- А что же Англия и Франция? – поинтересовался Сталин. – Неужели они так спокойно смотрели на усиление страны, бывшей их врагом в прошлую войну?
- А Англия и Франция придерживались политики умиротворения, считая, что лучше пойти на уступки, чем начать новую мировую войну. Апофеозом этой политики стало Мюнхенское соглашение тридцать восьмого года, подписанное Чемберленом, Даладье и Муссолини, и вынудившее, собственно, Чехословакию передать Германии Судеты.
В октябре тридцать восьмого Германия оккупировала Судетскую область, а в марте тридцать девятого Гитлер потребовал от президента Чехословакии принять германский протекторат. Тот согласился и шестнадцатого марта был провозглашен протекторат Богемии и Моравии. Словакия формально осталась независимой, но фактически находилась под венгерским влиянием.
Наконец, в апреле тридцать девятого года Гитлер заявил, что проблема объединения германского народа в одном государстве решена, но остается решить проблему хозяйственную, что можно сделать только за счет других стран и их собственности. Начинается подготовка к вторжению в Польшу.
- А что в это время делало советское правительство? – спросил Сталин. – Не может же такого быть, что бы мы просто сидели и смотрели на происходящее?
- На переговоры в Мюнхене нас никто и не думал приглашать, - ответил Максим. – Не доросли мы еще до статуса ведущей мировой державы, чье мнение способно определять мировую политику. Однако, кое-что мы все-таки предприняли. Летом тридцать девятого года мы инициировали переговоры с Англией и Францией о предотвращении дальнейшей германской агрессии. Однако, англичане и французы не желали равноправного союза с СССР. Для них эти переговоры были лишь способ избежать дальнейшего сближения Советского Союза с Германией и фактором давления на Гитлера, с которым они планировали достичь выгодных для себя договоренностей.
- Это очень похоже на англичан и французов – вести переговоры, держа при этом камень за пазухой, - усмехнулся Сталин. – Продолжайте, товарищ Белов.
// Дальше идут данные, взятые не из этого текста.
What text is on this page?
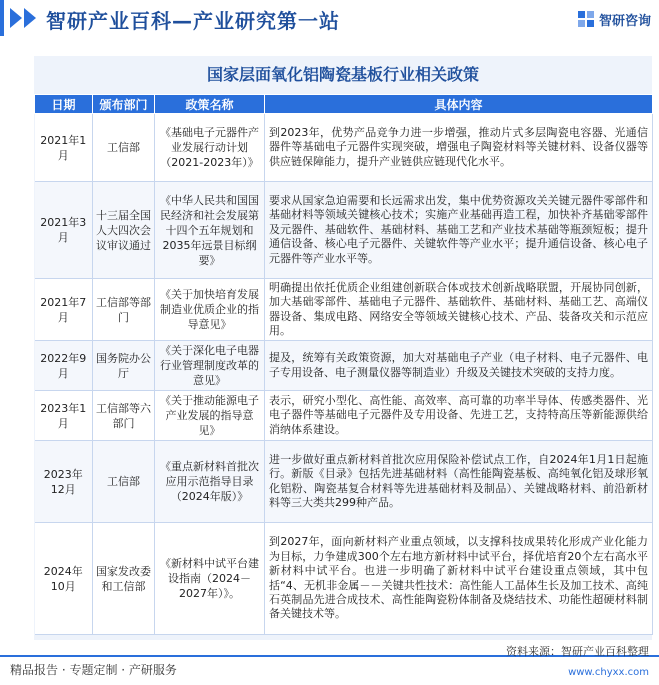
智研产业百科—产业研究第一站	智研咨询
国家层面氧化铝陶瓷基板行业相关政策
日期	颁布部门	政策名称	具体内容
2021年1月	工信部	《基础电子元器件产业发展行动计划（2021-2023年）》	到2023年，优势产品竞争力进一步增强，推动片式多层陶瓷电容器、光通信器件等基础电子元器件实现突破，增强电子陶瓷材料等关键材料、设备仪器等供应链保障能力，提升产业链供应链现代化水平。
2021年3月	十三届全国人大四次会议审议通过	《中华人民共和国国民经济和社会发展第十四个五年规划和2035年远景目标纲要》	要求从国家急迫需要和长远需求出发，集中优势资源攻关关键元器件零部件和基础材料等领域关键核心技术；实施产业基础再造工程，加快补齐基础零部件及元器件、基础软件、基础材料、基础工艺和产业技术基础等瓶颈短板；提升通信设备、核心电子元器件、关键软件等产业水平；提升通信设备、核心电子元器件等产业水平等。
2021年7月	工信部等部门	《关于加快培育发展制造业优质企业的指导意见》	明确提出依托优质企业组建创新联合体或技术创新战略联盟，开展协同创新，加大基础零部件、基础电子元器件、基础软件、基础材料、基础工艺、高端仪器设备、集成电路、网络安全等领域关键核心技术、产品、装备攻关和示范应用。
2022年9月	国务院办公厅	《关于深化电子电器行业管理制度改革的意见》	提及，统筹有关政策资源，加大对基础电子产业（电子材料、电子元器件、电子专用设备、电子测量仪器等制造业）升级及关键技术突破的支持力度。
2023年1月	工信部等六部门	《关于推动能源电子产业发展的指导意见》	表示，研究小型化、高性能、高效率、高可靠的功率半导体、传感类器件、光电子器件等基础电子元器件及专用设备、先进工艺，支持特高压等新能源供给消纳体系建设。
2023年12月	工信部	《重点新材料首批次应用示范指导目录（2024年版）》	进一步做好重点新材料首批次应用保险补偿试点工作，自2024年1月1日起施行。新版《目录》包括先进基础材料（高性能陶瓷基板、高纯氧化铝及球形氧化铝粉、陶瓷基复合材料等先进基础材料及制品）、关键战略材料、前沿新材料等三大类共299种产品。
2024年10月	国家发改委和工信部	《新材料中试平台建设指南（2024－2027年）》。	到2027年，面向新材料产业重点领域，以支撑科技成果转化形成产业化能力为目标，力争建成300个左右地方新材料中试平台，择优培育20个左右高水平新材料中试平台。也进一步明确了新材料中试平台建设重点领域，其中包括“4、无机非金属－－关键共性技术：高性能人工晶体生长及加工技术、高纯石英制品先进合成技术、高性能陶瓷粉体制备及烧结技术、功能性超硬材料制备关键技术等。
资料来源：智研产业百科整理
精品报告 · 专题定制 · 产研服务	www.chyxx.com
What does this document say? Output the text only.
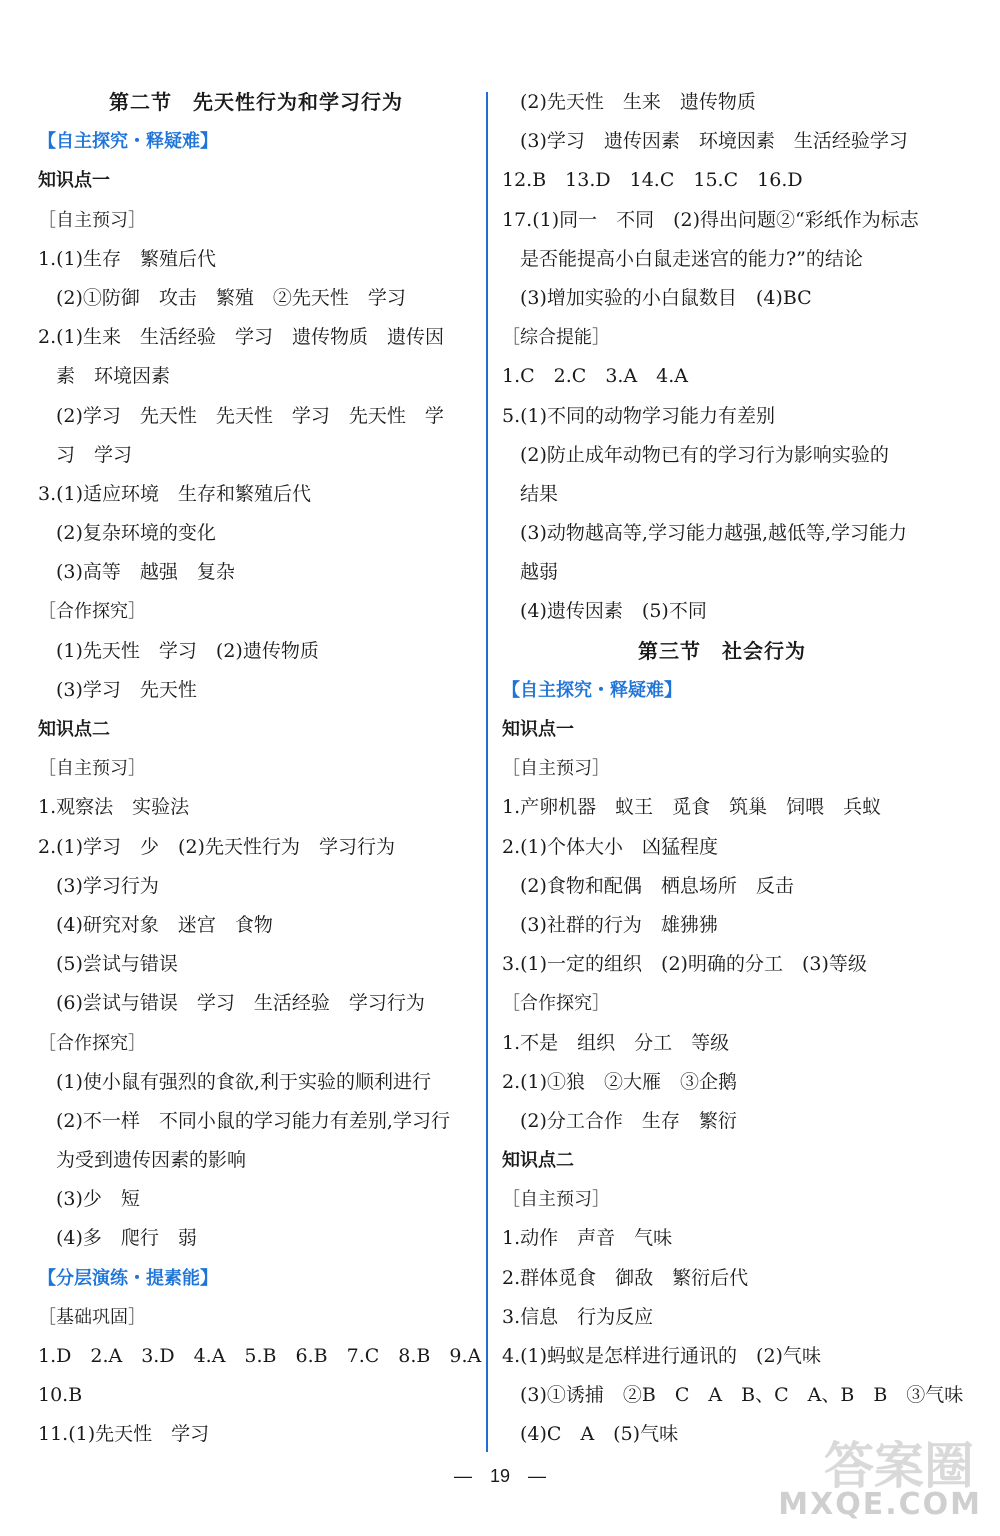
第二节　先天性行为和学习行为
【自主探究・释疑难】
知识点一
［自主预习］
1.(1)生存　繁殖后代
(2)①防御　攻击　繁殖　②先天性　学习
2.(1)生来　生活经验　学习　遗传物质　遗传因
素　环境因素
(2)学习　先天性　先天性　学习　先天性　学
习　学习
3.(1)适应环境　生存和繁殖后代
(2)复杂环境的变化
(3)高等　越强　复杂
［合作探究］
(1)先天性　学习　(2)遗传物质
(3)学习　先天性
知识点二
［自主预习］
1.观察法　实验法
2.(1)学习　少　(2)先天性行为　学习行为
(3)学习行为
(4)研究对象　迷宫　食物
(5)尝试与错误
(6)尝试与错误　学习　生活经验　学习行为
［合作探究］
(1)使小鼠有强烈的食欲,利于实验的顺利进行
(2)不一样　不同小鼠的学习能力有差别,学习行
为受到遗传因素的影响
(3)少　短
(4)多　爬行　弱
【分层演练・提素能】
［基础巩固］
1.D　2.A　3.D　4.A　5.B　6.B　7.C　8.B　9.A
10.B
11.(1)先天性　学习
(2)先天性　生来　遗传物质
(3)学习　遗传因素　环境因素　生活经验学习
12.B　13.D　14.C　15.C　16.D
17.(1)同一　不同　(2)得出问题②“彩纸作为标志
是否能提高小白鼠走迷宫的能力?”的结论
(3)增加实验的小白鼠数目　(4)BC
［综合提能］
1.C　2.C　3.A　4.A
5.(1)不同的动物学习能力有差别
(2)防止成年动物已有的学习行为影响实验的
结果
(3)动物越高等,学习能力越强,越低等,学习能力
越弱
(4)遗传因素　(5)不同
第三节　社会行为
【自主探究・释疑难】
知识点一
［自主预习］
1.产卵机器　蚁王　觅食　筑巢　饲喂　兵蚁
2.(1)个体大小　凶猛程度
(2)食物和配偶　栖息场所　反击
(3)社群的行为　雄狒狒
3.(1)一定的组织　(2)明确的分工　(3)等级
［合作探究］
1.不是　组织　分工　等级
2.(1)①狼　②大雁　③企鹅
(2)分工合作　生存　繁衍
知识点二
［自主预习］
1.动作　声音　气味
2.群体觅食　御敌　繁衍后代
3.信息　行为反应
4.(1)蚂蚁是怎样进行通讯的　(2)气味
(3)①诱捕　②B　C　A　B、C　A、B　B　③气味
(4)C　A　(5)气味
—　19　—	答案圈
MXQE.COM
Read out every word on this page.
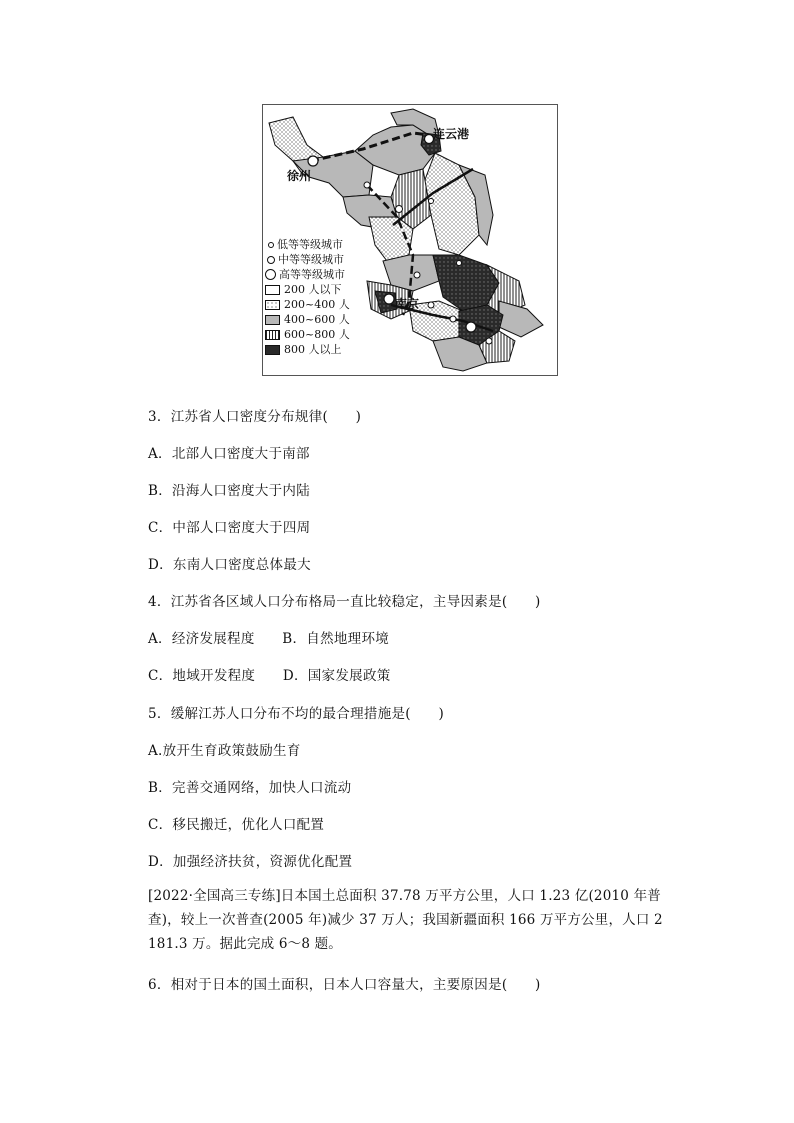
连云港
徐州
南京
低等等级城市
中等等级城市
高等等级城市
200 人以下
200~400 人
400~600 人
600~800 人
800 人以上
3．江苏省人口密度分布规律(　　)
A．北部人口密度大于南部
B．沿海人口密度大于内陆
C．中部人口密度大于四周
D．东南人口密度总体最大
4．江苏省各区域人口分布格局一直比较稳定，主导因素是(　　)
A．经济发展程度　　B．自然地理环境
C．地域开发程度　　D．国家发展政策
5．缓解江苏人口分布不均的最合理措施是(　　)
A.放开生育政策鼓励生育
B．完善交通网络，加快人口流动
C．移民搬迁，优化人口配置
D．加强经济扶贫，资源优化配置
[2022·全国高三专练]日本国土总面积 37.78 万平方公里，人口 1.23 亿(2010 年普查)，较上一次普查(2005 年)减少 37 万人；我国新疆面积 166 万平方公里，人口 2 181.3 万。据此完成 6～8 题。
6．相对于日本的国土面积，日本人口容量大，主要原因是(　　)
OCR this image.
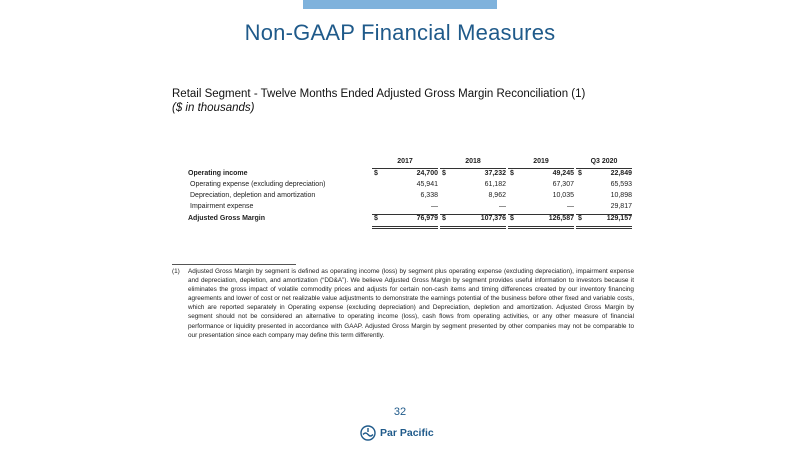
Non-GAAP Financial Measures
Retail Segment - Twelve Months Ended Adjusted Gross Margin Reconciliation (1)
($ in thousands)
2017	2018	2019	Q3 2020
Operating income	$	24,700 $	37,232 $	49,245 $	22,849
Operating expense (excluding depreciation)	45,941	61,182	67,307	65,593
Depreciation, depletion and amortization	6,338	8,962	10,035	10,898
Impairment expense	—	—	—	29,817
Adjusted Gross Margin	$	76,979 $	107,376 $	126,587 $	129,157
(1) Adjusted Gross Margin by segment is defined as operating income (loss) by segment plus operating expense (excluding depreciation), impairment expense and depreciation, depletion, and amortization (“DD&A”). We believe Adjusted Gross Margin by segment provides useful information to investors because it eliminates the gross impact of volatile commodity prices and adjusts for certain non-cash items and timing differences created by our inventory financing agreements and lower of cost or net realizable value adjustments to demonstrate the earnings potential of the business before other fixed and variable costs, which are reported separately in Operating expense (excluding depreciation) and Depreciation, depletion and amortization. Adjusted Gross Margin by segment should not be considered an alternative to operating income (loss), cash flows from operating activities, or any other measure of financial performance or liquidity presented in accordance with GAAP. Adjusted Gross Margin by segment presented by other companies may not be comparable to our presentation since each company may define this term differently.
32
Par Pacific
- В конце концов, мы плюнули на попытки договориться с Англией и Францией и двадцать третьего августа тридцать девятого заключили с Германией договор о ненападении, известный в мое время как Пакт Молотова-Риббентропа. Помимо обязательств не нападать друг на друга и сохранять нейтралитет в случае военных действий одной из стран с третьей стороной, договор содержал еще и секретный протокол, в котором СССР и Германия разграничивали сферы своих интересов в восточной Европе.
Итак, двадцать третьего августа мы подписываем с Германией договор о ненападении, а первого сентября немецкие войска вторгаются в Польшу и без особых усилий захватывают ее. Семнадцатого сентября правительство Польши бежит из страны в Румынию, а шестого октября сдаются последние сопротивляющиеся части.
Часть захваченных польских земель тем или иным образом включается в состав Германии, на остальной же части создается генерал-губернаторство оккупированных польских областей. Советский Союз же после бегства польского правительства объявил, что «Польское государство и его правительство фактически перестали существовать», и включил в свой состав территории Западной Украины и Западной Белоруссии.
Что интересно, Мюнхенское соглашение, вынудившее Чехословакию отдать Германии часть своей территории, в наши дни считают вполне приличным договором, а Пакт Молотова - Риббентропа клеймят чуть ли не как преступление против человечества. В две тысячи девятом году Европейский парламент даже провозгласил дату подписания этого договора днем памяти жертв коммунизма и нацизма, - рассказал Максим, в последний момент сообразив заменить слово «сталинизм» на «коммунизм».
- Жертв коммунизма и нацизма? – неподдельно удивился Сталин. - Это же диаметрально противоположные понятия! Неужели в вашей Европе этого не понимают?
- В Европе и в Америке моего времени господствует либерально-демократическая идеология, а все режимы, не вписывающиеся в их представления о либеральной демократии, объявляются преступными, - пояснил Максим. – Проистекает все это из теории Демократического мира Канта, согласно которой демократические страны не могут воевать друг с другом. Очень удобная теория, она позволяет демократическим странам вести войны с целью распространения демократии.
- Я знаком с этой теорией, - кивнул Сталин. – И, кажется, я начинаю понимать, что творится в вашем времени. Скажите, товарищ Белов, а что лично вы думаете про этот договор?